L'«art politique» préconisé par le ministre de l'Education nationale de l'époque pour faire avaler les pilules amères, consistait à "«bouleverser sans le dire» les institutions" et, évoquant Machiavel, à "s'appuyer sur «les passions les plus communes» plutôt que sur l'armée, les princes ou les laquais". Même si l'on est en droit de penser que ces derniers, et autres larbins et valets du pouvoir, rendent encore de fiers services.

Mais le nerf de la guerre, c'est l'Economie, les Finances et l'Industrie. Leur ministre d'alors, Francis Mer, interrogé sur son action, déclarait sur France 2 en février 2003 : «Ça consiste à libérer les énergies, ça consiste à diminuer les charges, ça consiste à faciliter la création d'entreprises, ça consiste à faciliter l'augmentation des fonds propres des entreprises, ça consiste à développer la Recherche et le Développement. Voilà ce qu'on fait».

Le tout pour réussir une mondialisation heureuse, malgré ses inconvénients. Que François Fillon, ministre en ce temps-là et entre autres des Affaires sociales, justifiait sur RTL : «II est complètement inutile de se lamenter, car ces délocalisations, ce sont des pays qui accèdent au développement, c'est un mouvement historique, inéluctable». Impossible d'y échapper donc, même en luttant. Non, ce qu'il fallait paraît-il, c'est retrouver goût au travail.

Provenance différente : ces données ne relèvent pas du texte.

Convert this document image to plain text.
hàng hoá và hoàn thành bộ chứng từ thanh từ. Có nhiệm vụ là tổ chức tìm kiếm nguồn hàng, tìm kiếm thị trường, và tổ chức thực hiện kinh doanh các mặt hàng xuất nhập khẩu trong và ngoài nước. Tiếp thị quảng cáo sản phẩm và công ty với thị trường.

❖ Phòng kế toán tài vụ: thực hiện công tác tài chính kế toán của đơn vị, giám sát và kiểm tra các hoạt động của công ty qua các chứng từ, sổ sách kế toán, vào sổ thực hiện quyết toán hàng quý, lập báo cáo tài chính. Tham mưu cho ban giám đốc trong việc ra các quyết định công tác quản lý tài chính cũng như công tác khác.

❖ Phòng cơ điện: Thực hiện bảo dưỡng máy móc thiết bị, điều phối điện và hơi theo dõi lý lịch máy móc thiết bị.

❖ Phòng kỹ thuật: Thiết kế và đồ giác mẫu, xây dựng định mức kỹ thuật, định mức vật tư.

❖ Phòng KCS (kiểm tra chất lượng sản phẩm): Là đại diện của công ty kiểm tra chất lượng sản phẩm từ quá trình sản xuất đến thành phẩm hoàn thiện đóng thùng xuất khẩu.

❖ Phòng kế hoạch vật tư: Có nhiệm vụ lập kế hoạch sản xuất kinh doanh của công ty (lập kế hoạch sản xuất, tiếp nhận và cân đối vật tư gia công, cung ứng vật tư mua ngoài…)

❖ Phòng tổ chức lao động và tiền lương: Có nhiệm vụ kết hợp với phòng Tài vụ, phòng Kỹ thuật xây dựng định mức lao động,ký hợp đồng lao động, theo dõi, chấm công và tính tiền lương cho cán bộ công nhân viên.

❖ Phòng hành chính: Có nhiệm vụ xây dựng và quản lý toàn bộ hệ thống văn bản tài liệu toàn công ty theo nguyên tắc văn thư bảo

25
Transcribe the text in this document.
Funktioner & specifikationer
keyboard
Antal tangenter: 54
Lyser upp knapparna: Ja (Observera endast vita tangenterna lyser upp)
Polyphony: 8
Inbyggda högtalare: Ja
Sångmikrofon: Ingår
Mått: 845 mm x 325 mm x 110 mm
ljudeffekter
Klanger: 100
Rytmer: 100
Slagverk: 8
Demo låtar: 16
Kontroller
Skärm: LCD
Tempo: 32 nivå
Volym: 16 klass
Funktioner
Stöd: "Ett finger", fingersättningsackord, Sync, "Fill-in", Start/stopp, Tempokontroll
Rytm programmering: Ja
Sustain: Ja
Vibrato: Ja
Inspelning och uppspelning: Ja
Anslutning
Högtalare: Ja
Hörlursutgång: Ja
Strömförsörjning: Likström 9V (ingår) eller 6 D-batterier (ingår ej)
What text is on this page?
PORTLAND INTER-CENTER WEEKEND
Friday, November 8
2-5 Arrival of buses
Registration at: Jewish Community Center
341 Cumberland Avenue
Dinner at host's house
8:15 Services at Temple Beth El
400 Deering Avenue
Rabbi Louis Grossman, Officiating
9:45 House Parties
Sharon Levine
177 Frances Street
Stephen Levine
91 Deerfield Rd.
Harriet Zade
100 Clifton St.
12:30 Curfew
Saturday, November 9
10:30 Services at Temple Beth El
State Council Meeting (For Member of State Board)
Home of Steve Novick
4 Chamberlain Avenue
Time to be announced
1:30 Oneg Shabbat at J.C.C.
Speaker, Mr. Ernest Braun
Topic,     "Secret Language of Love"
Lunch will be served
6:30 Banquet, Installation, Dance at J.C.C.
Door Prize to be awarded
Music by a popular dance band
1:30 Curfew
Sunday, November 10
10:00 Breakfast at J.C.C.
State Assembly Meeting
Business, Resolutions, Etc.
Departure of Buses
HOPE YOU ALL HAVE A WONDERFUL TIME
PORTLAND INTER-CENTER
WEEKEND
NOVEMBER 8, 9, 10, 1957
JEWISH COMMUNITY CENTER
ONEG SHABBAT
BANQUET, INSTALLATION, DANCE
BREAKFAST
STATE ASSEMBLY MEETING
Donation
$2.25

Et là, Francis Mer s'inquiétait que «pour les Français de plus de quarante ans, la retraite soit considérée comme le paradis sur terre» et «qu'ils ne rêvent que d'une chose, ne plus avoir de patron, de discipline, de stress, d'engueulades, de contraintes, et enfin de vivre. (...) Comment se fait-il que notre Etat et nos entreprises ne sachent pas donner plus de goût à la vie professionnelle ?». Tiens ! voilà une bonne question.